L’orchestration a-t-elle eu une influence sur votre écriture ou vous êtes-vous surtout inspiré des paroles de ses chansons ?
Claude Chambard : Oui, l’orchestration a eu de l’influence. Le beat de Samuel Hall est au centre du Jour où je suis mort. Mais aussi le climat général de L’Imprudence. J’ai travaillé avec Bashung en boucle pendant l’écriture. Pas spécialement Samuel Hall que je connais très intimement je crois, mais les trois derniers disques dans leur ensemble. Ainsi, il y a des ambiances qui viennent directement de ce que j’entendais & qui infléchissaient forcément le texte. Des mots aussi attrapés au vol qui se glissent entre deux autres — je ne sais plus lesquels.

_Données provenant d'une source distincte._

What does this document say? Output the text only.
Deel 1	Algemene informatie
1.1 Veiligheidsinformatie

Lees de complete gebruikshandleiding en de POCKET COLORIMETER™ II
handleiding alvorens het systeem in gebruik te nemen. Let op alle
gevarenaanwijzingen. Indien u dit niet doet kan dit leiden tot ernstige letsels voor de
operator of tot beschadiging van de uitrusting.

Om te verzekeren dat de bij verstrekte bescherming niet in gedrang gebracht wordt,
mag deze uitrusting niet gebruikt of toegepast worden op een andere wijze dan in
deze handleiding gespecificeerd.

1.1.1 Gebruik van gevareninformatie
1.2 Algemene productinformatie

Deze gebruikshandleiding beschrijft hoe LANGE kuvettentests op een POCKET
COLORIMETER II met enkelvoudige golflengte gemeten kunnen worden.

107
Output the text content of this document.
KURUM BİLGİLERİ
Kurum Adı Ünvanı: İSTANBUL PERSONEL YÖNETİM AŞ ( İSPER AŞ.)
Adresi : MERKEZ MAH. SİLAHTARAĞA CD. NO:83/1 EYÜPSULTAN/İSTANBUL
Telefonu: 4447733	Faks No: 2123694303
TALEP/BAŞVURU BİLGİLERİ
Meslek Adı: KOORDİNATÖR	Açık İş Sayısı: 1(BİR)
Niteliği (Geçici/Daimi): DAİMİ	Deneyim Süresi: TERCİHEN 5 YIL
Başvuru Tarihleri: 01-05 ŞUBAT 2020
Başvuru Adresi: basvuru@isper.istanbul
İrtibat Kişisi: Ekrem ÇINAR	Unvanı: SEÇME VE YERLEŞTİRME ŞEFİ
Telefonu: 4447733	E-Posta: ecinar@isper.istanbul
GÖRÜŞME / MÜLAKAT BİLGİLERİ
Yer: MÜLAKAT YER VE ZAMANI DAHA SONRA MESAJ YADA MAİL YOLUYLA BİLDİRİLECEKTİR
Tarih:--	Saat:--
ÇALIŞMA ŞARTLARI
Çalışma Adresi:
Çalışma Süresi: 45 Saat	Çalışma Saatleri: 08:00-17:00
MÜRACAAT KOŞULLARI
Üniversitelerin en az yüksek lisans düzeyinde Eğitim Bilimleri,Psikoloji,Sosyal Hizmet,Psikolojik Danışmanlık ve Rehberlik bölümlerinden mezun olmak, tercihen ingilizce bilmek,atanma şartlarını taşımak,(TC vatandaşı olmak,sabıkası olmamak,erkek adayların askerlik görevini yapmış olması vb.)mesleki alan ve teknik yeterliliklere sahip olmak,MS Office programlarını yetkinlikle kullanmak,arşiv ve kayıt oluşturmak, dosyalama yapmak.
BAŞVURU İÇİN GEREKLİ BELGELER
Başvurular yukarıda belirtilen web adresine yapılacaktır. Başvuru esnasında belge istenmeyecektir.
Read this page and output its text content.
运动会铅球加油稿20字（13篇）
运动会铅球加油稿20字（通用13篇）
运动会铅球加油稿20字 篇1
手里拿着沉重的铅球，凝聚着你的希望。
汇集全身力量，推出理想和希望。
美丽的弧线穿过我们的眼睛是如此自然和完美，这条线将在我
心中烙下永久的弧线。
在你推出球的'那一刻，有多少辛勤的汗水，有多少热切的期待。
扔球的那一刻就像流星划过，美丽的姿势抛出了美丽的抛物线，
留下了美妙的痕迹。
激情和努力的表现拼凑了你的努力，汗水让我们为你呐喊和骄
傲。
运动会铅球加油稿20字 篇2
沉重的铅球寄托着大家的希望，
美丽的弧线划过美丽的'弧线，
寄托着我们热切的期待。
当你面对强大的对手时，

Je le voulais cet univers, je voulais le partager, partager ce que j’en entendais, ce que j’en extirpais, ce qu’il transformait dans mon approche du monde & de la littérature. Marie Cosnay : Des paroles, oui. Que j’ai eues sous les yeux pendant tout le temps de la rédaction. Que j’ai lues comme on lit celles d’un texte qu’on voudrait expliquer, donner à voir. Mais avant ça, Angora je l’ai écoutée en boucle pendant des jours et des jours. Pendant et après, aussi. Ce n’est pas une habitude chez moi d’écouter de la musique. Mais quand j’écoute, c’est comme ça. La mélodie est une chose trop importante pour être un simple accompagnement. Je crois que la mélodie (l’orchestration je ne sais pas, je crois ne pas avoir d’oreilles pour ça) m’a donné les pistes et envies narratives. Les rythmes. Les apparitions du fantôme du frère, par exemple.Jérôme Lafargue : Oui, l’orchestration a beaucoup compté. J’y fais d’ailleurs référence à une ou deux reprises. De façon générales, la musique que l’on écoute lorsqu’on écrit influence le ton, les angles, jusqu’à l’humeur. Bleu pétrole tournait pendant l’écriture de ma nouvelle, mais pas que. Des groupes de rock ont accompagné Bashung si ma mémoire est bonne !Éric Pessan : Justement, non. Je connaissais tellement les chansons, les mélodies, que j’ai décidé de ne travailler que d’après les paroles. Lorsque Claude Chambard m’a proposé de me joindre au projet, j’ai lu les paroles d’une cinquantaine de chansons, en tentant d’oublier les mélodies (j’avoue que j’écoute peu les paroles des chansons d’une manière générale, c’est toujours la musique qui me fait aimer ou non, je ne suis attentif qu’aux refrains ou aux leitmotivs appuyés). C’est la lecture in extenso des textes qui m’a fait apparaître les métaphores récurrentes sur l’eau.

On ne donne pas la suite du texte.